Journey to Jerusalem
Recently, someone asked me, “Why do we remove the word Alleluia from the liturgy during Lent?” It is a good question.
The liturgical calendar is a tool. It is designed to create an annual rhythm of devotion. Each of the seasons has a distinct focus intended to deepen a dimension of our Christian life. Lent is crafted to be a season to take us to a place we might prefer not to go, namely to the dark parts of our lives. Let me explain.
You and I are complex beings. We are “fearfully and wonderfully made” (Psalm 139:14). Simultaneously, “nothing good dwells in me” (Romans 7:18). The dual nature of humanity is a dynamic and dramatic paradox that plays out daily in our lives. We are capable of noble, gracious, generous and sacrificial deeds. We are, likewise, capable of surprising, even shocking wrongs.

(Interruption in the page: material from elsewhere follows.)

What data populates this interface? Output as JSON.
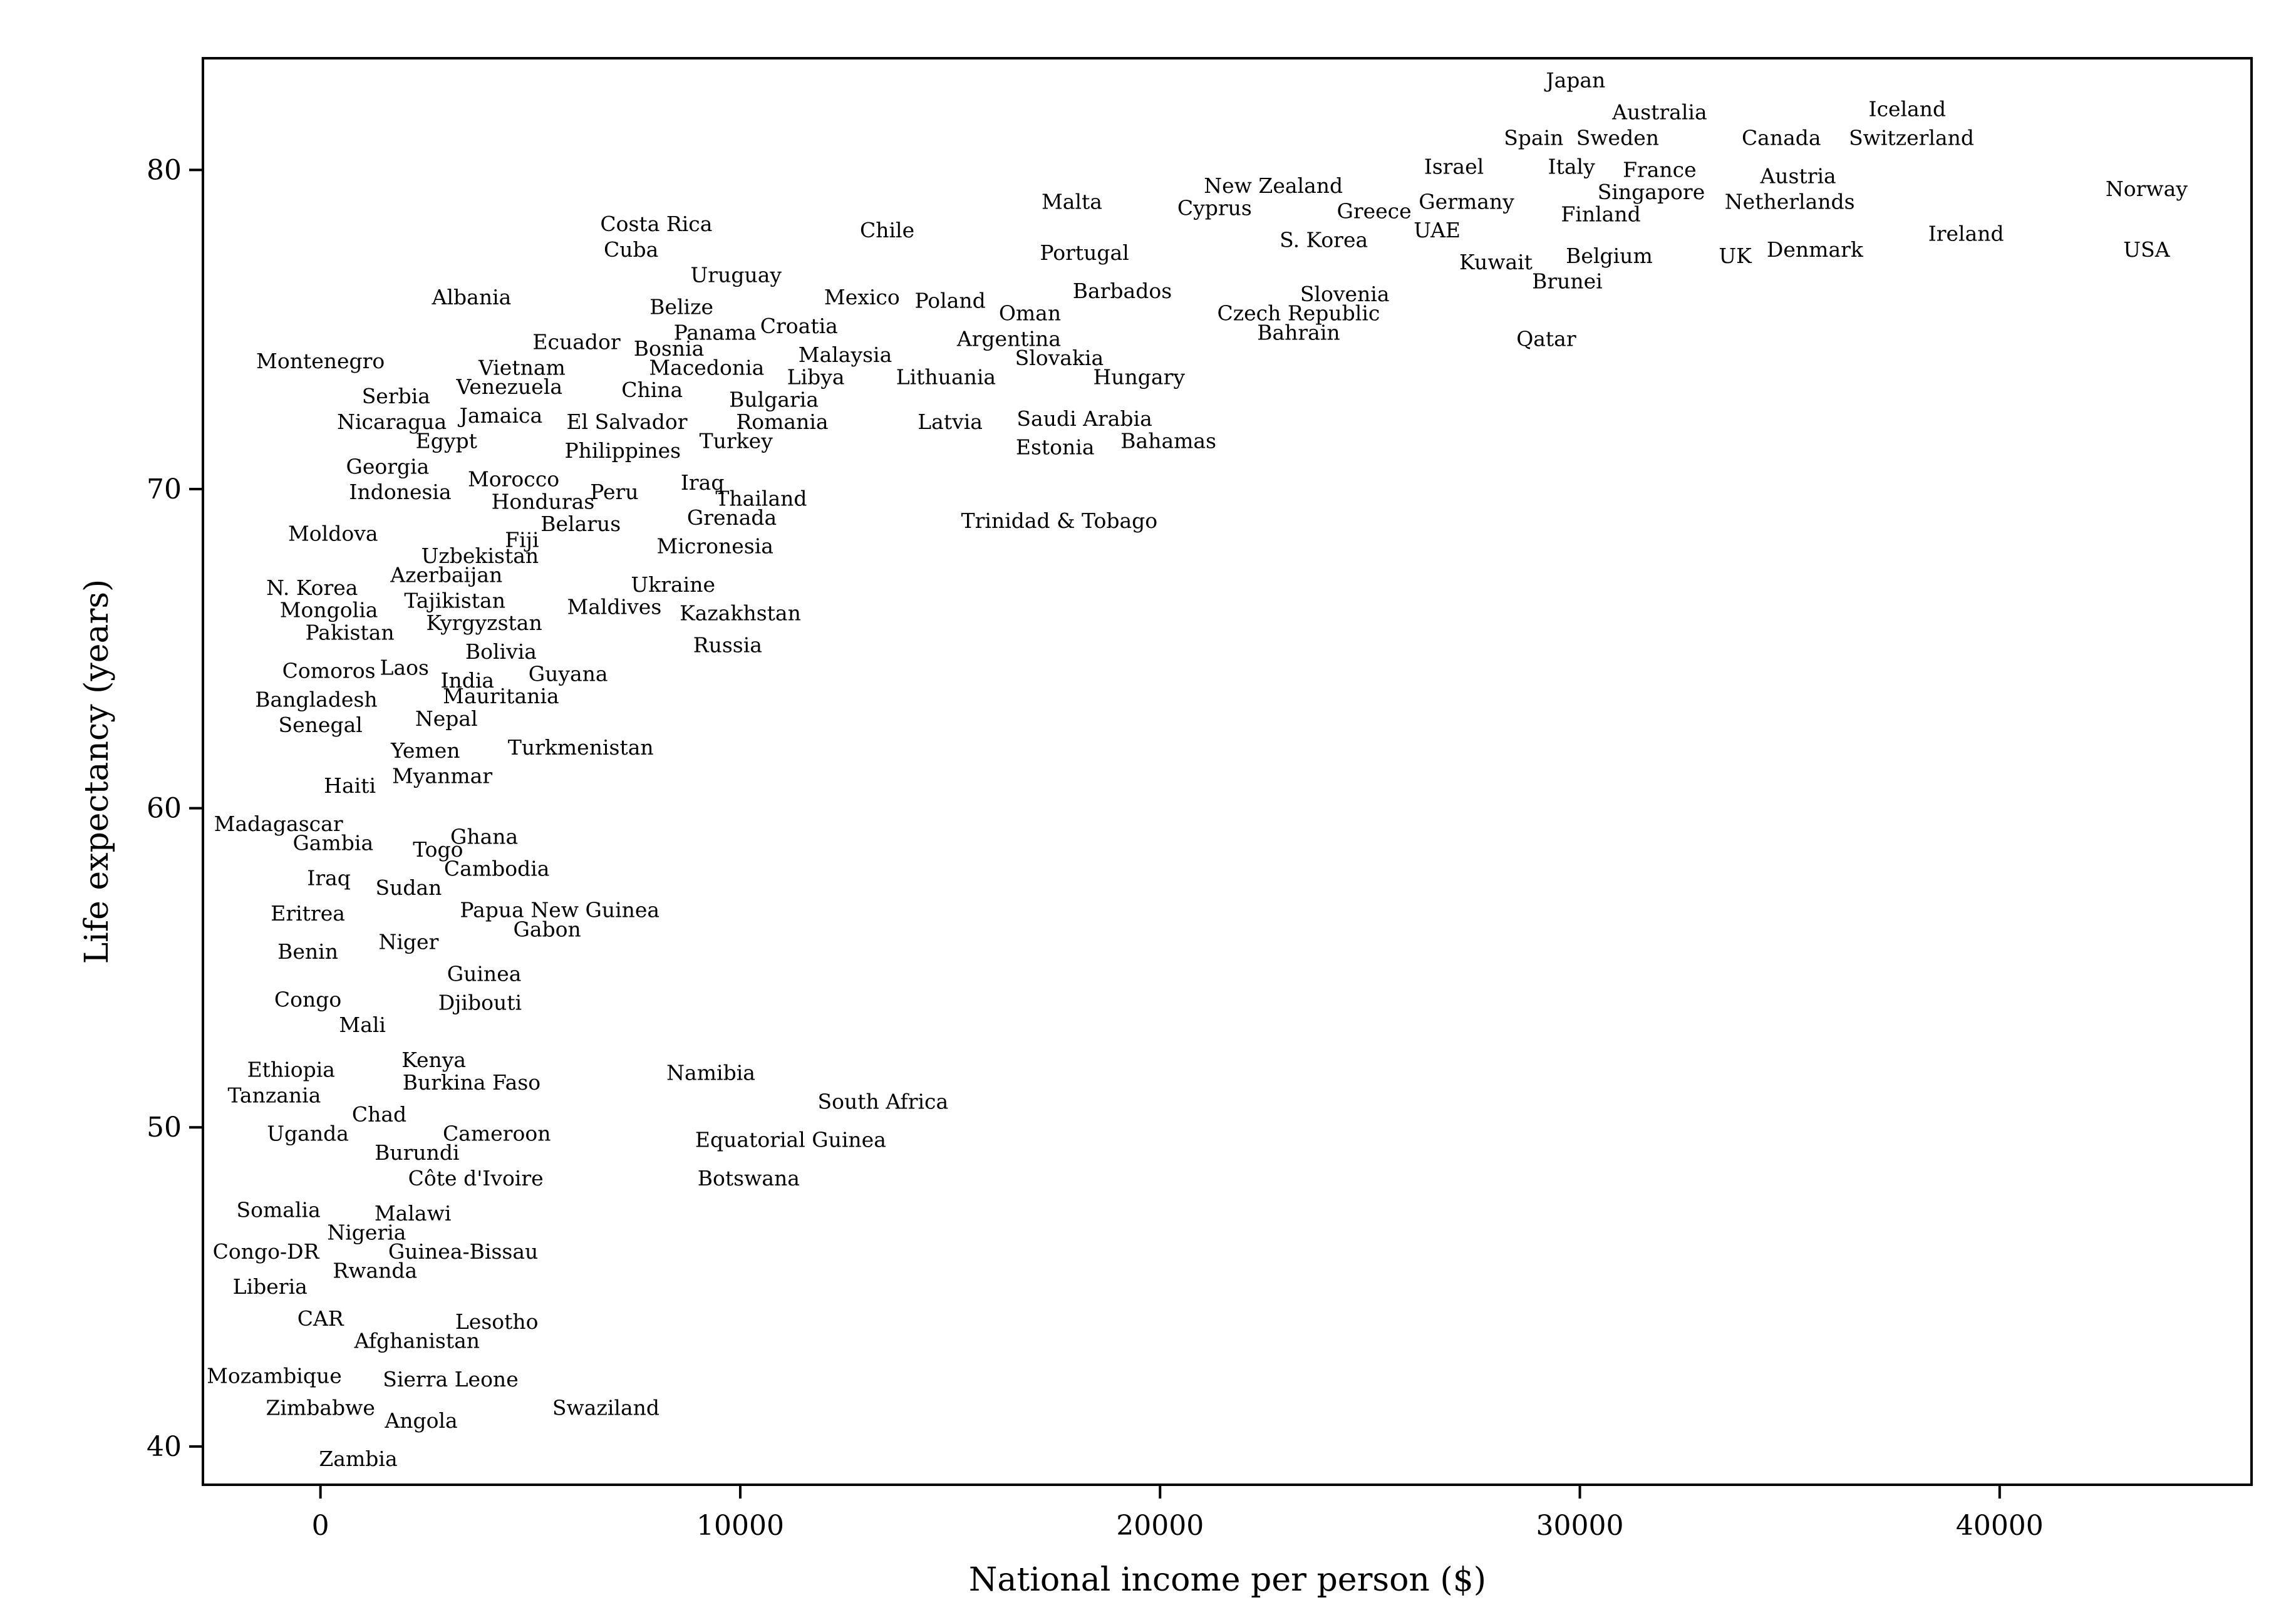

The apostle Paul spoke of this condition when he wrote, “I do not understand my own actions. For I do not do what I want, but I do the very thing I hate” (Romans 7:15). The famous story of Dr. Jekyll and Mr. Hyde is a dramatic and exaggerated presentation of all of our lives.
Most people, naturally, want to avoid examining the dark, inner places. It is not pretty. It is not fun. It hurts. Lent is a tool to help us. Its purpose is to encourage us to investigate and bring to light those impulses, instincts and desires which are contrary to the will of God. Once identified and named, we can then turn from these ways. Though painful, the end product is a better person.

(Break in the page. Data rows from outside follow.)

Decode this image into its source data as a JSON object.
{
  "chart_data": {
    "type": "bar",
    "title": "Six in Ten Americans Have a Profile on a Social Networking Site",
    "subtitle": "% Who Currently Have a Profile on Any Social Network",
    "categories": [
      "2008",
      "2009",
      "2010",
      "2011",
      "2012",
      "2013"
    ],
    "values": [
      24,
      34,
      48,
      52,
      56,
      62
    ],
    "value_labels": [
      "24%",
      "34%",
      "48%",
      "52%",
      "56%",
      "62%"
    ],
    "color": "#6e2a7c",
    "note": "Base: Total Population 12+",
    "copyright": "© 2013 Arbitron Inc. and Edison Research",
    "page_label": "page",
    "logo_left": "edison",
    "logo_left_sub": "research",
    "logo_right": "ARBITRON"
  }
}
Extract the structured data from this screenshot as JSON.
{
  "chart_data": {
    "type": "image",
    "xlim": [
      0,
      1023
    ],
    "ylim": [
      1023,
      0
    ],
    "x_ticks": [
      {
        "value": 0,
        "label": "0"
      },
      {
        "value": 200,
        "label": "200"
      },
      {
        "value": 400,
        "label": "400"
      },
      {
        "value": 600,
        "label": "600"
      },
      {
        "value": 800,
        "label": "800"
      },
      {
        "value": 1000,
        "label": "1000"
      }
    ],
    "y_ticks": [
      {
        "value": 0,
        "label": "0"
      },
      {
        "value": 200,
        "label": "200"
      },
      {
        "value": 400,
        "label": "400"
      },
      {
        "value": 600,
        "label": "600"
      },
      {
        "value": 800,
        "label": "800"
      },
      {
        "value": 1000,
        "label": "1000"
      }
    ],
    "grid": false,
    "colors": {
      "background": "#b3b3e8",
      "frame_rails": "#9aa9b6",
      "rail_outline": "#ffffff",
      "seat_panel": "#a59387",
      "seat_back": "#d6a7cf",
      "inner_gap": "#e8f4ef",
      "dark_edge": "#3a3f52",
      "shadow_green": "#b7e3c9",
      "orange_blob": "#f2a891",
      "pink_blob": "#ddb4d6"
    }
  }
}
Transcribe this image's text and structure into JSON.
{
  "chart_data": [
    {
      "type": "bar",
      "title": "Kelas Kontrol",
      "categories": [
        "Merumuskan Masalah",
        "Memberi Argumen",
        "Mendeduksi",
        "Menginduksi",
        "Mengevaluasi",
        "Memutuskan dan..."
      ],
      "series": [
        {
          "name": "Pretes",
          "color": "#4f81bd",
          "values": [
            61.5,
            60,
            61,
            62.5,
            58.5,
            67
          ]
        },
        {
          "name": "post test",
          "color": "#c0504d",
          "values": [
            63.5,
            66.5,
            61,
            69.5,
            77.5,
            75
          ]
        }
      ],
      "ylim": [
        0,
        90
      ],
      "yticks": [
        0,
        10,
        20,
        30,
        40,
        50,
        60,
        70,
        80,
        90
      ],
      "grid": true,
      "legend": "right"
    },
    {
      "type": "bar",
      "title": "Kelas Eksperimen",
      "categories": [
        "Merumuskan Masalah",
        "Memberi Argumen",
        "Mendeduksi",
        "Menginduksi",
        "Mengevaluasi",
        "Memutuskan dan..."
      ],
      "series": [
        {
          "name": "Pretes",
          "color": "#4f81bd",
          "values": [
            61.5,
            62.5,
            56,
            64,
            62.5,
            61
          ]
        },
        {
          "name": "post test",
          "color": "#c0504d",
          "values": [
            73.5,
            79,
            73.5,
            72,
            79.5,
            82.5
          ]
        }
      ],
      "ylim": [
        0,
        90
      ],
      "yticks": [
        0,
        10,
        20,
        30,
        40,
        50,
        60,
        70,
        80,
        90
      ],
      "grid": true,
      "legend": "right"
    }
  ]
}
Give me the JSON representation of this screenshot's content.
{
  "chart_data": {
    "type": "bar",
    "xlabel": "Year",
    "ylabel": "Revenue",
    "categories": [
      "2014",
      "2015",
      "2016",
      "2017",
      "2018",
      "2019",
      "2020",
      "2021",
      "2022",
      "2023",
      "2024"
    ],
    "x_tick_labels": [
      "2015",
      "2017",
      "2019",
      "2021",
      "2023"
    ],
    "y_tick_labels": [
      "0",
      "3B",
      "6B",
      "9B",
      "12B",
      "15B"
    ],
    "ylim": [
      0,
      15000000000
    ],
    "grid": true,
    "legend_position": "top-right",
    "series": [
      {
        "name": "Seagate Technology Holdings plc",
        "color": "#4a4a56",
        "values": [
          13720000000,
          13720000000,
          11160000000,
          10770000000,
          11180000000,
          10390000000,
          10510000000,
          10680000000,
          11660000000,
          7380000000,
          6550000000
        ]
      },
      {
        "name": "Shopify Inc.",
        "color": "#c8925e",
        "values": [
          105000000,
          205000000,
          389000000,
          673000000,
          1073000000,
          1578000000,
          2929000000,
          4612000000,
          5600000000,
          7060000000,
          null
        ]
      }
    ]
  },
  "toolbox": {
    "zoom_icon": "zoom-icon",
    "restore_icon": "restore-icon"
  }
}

Self-examination, confession and repentance are, therefore, the themes of Lent. This means that Lent is a somber time, a time marked liturgically by dropping the word Alleluia from the service.
This is our second Journey to Jerusalem. We offer it to you as an aid to a fruitful Lent. By using this devotional daily, you will be in touch with the great themes of the season. We pray that it will be beneficial.